TALLAHASSEE, Fla. – All 67 Florida counties are now under an emergency order as the state awaits a powerful hit, likely early next week, from Hurricane Dorian.
Gov. Ron DeSantis on Thursday expanded throughout Florida a state of emergency he had declared a day earlier in 26 counties along the East Coast and in some inland areas. The expansion came after DeSantis received updates on the storm during visits to the National Hurricane Center in Miami and the Brevard County Emergency Operations Center.
"This provides state and local governments ample time, resources and flexibility to prepare as the exact landfall location of Hurricane Dorian continues to fluctuate," the governor's office said in a news release announcing the executive order.
Dorian could crash ashore early next week on Florida's East Coast as a Category 4 storm, with winds topping 130 mph, the National Hurricane Center said Thursday.
As the system's northern movement slowed in the open waters north-northwest of Puerto Rico, the center said "it is too soon to specify where along the Florida East Coast the greatest impacts could occur."
Because of the uncertainty in the storm's eventual path, watches or warnings have not been issued and evacuations have not been ordered.
But Floridians are being advised to start carrying out their storm plans, as heavy winds, rain and flooding could occur across the state.
As the storm has slowed its crawl across the Atlantic, DeSantis said mandatory evacuations may begin Saturday.
"We will work with the Florida Department of Transportation so that if an evacuation is ordered, we'll waive the tolls, we'll do what we need to do on the roadways to make that effective," DeSantis said Thursday afternoon at the Duval County Emergency Operations Center.
President Donald Trump announced from the White House Rose Garden that he will not make a planned trip to Poland because of the need to focus on Dorian. He is sending Vice President Mike Pence on the overseas trip this weekend.
"The storm looks like it could be a very big one indeed," Trump said during a ceremony to mark the establishment of the U.S. Space Command.
Duke Energy, which provides electricity in parts of Central Florida, said it anticipates "damage to its infrastructure that may result in extended power outages."
"We join state officials in asking everyone to take this storm seriously and prepare now. We also ask our customers for their patience," Duke Energy Florida storm director Jason Cutliffe said. "With a Category 4 hurricane, power may take several days to restore."
Similarly, Eric Silagy, president and CEO of Florida Power & Light, said his utility expects to see outages, though it has worked since 2006 to strengthen its grid. FPL provides electricity to much of the East Coast.
"FPL operates more than 48,000 miles of overhead power lines surrounded by millions of trees. Storms are nature's way of clearing debris, and as we saw with Hurricane Irma in 2017, it is likely that Florida's lush landscape will cause outages and restoration challenges," Silagy said in a prepared statement.
Wednesday's executive order lifted restrictions on hours of service and truck weights for fuel trucks, due to reports of high demand for gas.

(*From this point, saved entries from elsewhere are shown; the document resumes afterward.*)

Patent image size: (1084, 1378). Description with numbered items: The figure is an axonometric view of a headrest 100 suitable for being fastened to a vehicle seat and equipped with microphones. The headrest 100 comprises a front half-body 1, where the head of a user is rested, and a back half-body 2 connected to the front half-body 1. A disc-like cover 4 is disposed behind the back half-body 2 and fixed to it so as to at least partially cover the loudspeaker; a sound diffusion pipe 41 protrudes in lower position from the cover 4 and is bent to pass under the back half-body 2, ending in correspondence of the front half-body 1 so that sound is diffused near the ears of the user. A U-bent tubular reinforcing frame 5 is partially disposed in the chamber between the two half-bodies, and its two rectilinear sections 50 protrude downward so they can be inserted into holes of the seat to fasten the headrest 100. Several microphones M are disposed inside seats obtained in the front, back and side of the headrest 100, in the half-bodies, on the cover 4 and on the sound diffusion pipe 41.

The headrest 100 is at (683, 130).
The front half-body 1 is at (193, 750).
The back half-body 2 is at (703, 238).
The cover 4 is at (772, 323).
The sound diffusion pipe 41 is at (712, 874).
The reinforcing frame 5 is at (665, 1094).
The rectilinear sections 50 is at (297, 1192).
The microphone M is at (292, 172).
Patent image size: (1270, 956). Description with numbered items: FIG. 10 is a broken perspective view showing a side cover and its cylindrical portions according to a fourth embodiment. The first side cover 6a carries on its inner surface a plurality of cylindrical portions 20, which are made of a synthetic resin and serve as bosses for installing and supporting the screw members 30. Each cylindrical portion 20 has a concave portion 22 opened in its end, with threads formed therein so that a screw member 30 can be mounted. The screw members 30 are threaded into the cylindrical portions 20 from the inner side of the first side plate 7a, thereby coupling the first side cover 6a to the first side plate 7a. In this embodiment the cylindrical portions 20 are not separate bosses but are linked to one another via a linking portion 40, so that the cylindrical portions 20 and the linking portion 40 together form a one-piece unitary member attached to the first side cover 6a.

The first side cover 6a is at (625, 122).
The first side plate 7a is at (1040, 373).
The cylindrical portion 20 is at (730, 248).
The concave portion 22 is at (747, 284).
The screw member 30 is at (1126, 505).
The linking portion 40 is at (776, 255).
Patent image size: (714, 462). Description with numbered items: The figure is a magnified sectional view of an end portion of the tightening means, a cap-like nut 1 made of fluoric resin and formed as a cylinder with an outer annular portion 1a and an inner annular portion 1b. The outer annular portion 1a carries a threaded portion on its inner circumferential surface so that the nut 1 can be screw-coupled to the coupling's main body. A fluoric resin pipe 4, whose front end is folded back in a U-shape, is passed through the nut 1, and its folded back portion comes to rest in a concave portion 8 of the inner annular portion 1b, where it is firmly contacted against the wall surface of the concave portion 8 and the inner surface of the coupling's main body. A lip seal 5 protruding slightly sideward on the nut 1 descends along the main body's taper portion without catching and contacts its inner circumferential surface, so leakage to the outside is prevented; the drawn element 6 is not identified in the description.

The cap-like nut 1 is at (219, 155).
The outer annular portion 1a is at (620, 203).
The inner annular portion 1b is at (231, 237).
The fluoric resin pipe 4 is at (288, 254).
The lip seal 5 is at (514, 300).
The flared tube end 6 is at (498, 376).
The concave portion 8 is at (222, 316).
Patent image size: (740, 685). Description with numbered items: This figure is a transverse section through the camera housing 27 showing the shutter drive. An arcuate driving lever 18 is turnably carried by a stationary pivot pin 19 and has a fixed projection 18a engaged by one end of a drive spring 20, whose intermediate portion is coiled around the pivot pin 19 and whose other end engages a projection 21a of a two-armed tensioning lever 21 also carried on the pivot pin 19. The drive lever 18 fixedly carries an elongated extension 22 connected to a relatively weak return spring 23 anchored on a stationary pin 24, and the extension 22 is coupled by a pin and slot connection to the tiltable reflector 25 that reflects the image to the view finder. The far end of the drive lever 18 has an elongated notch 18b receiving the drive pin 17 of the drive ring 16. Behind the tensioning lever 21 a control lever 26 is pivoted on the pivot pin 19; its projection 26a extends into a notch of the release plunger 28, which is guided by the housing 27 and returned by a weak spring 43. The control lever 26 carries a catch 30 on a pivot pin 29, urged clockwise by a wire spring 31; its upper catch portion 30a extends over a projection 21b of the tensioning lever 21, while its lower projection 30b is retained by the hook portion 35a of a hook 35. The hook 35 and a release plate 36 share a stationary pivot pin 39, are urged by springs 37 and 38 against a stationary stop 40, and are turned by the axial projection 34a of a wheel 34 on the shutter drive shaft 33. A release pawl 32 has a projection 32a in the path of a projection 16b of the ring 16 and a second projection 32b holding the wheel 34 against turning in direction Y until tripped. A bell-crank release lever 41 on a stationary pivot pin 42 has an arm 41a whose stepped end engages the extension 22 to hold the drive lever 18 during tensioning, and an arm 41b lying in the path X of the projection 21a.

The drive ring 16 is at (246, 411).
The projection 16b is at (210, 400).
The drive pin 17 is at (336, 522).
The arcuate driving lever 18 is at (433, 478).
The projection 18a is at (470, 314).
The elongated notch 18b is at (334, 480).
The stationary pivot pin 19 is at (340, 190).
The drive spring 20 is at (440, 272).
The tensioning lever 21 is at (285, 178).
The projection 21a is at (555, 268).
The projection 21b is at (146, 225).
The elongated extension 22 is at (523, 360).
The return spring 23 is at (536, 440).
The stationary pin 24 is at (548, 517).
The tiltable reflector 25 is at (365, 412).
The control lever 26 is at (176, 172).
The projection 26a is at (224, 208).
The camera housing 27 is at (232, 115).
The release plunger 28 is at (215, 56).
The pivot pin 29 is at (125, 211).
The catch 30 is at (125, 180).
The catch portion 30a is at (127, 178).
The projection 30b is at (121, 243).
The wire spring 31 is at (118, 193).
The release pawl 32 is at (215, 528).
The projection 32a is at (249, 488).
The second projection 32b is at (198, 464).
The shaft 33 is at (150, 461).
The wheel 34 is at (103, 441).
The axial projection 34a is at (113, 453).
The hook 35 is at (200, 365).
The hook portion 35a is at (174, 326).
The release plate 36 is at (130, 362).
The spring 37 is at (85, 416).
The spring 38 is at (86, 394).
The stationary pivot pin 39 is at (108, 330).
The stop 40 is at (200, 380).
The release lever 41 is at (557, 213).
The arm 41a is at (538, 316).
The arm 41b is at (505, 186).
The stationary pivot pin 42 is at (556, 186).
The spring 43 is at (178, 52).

"There is a lot of fuel in Florida, it's just when a gas station runs out, the trucks have to bring it in from the port," DeSantis said Thursday afternoon.
The executive order allows mobilization of the Florida National Guard.
But "with a track like this, it's uncertain where to deploy them," DeSantis acknowledged after a briefing Thursday morning at the National Hurricane Center in Miami.
Mark Wool, a meteorologist with the National Weather Service in Tallahassee, warned people to make plans now as roads and hotels can quickly get clogged. The storm also will threaten during the traditional end-of-summer Labor Day weekend.
"The key message I want to get across to folks is that I know everybody has plans for the holiday weekend, but you need to stay on top of the latest updates," Wool said. "There is still a wide range of model solutions out there. They are not converging yet. Models have the system going anywhere from Louisiana to Canada."
State Emergency Management Director Jared Moskowitz said rather than getting fixed on tracking models that may bounce around, people along the East Coast should be planning for a Category 3 or Category 4 landfall.
"Continue to pay attention," Moskowitz said. "I don't want someone to say, ‘It's going to spin off the coast' and then they don't go and make a plan. The only thing that has been consistent about the storm is its inconsistencies."
The "cone of probability," which offers a general idea of where the storm could make landfall, stretched Thursday afternoon from the central Florida Keys to south of Savannah, Ga., though it was centered on the East Coast of Central Florida.
Tropical-storm force winds are expected to reach Florida by Sunday morning, with hurricane winds hitting Monday afternoon.
Martin and Volusia counties have already announced school closings for Tuesday. Daytona State College, Valencia College and the University of Central Florida will be closed over the weekend through Tuesday.
Florida State University moved its Saturday football game against Boise State from Jacksonville to Tallahassee. Also, the state Department of Environmental Protection canceled its Blue-Green Algae Task Force meeting, which had been scheduled for Friday in Gainesville.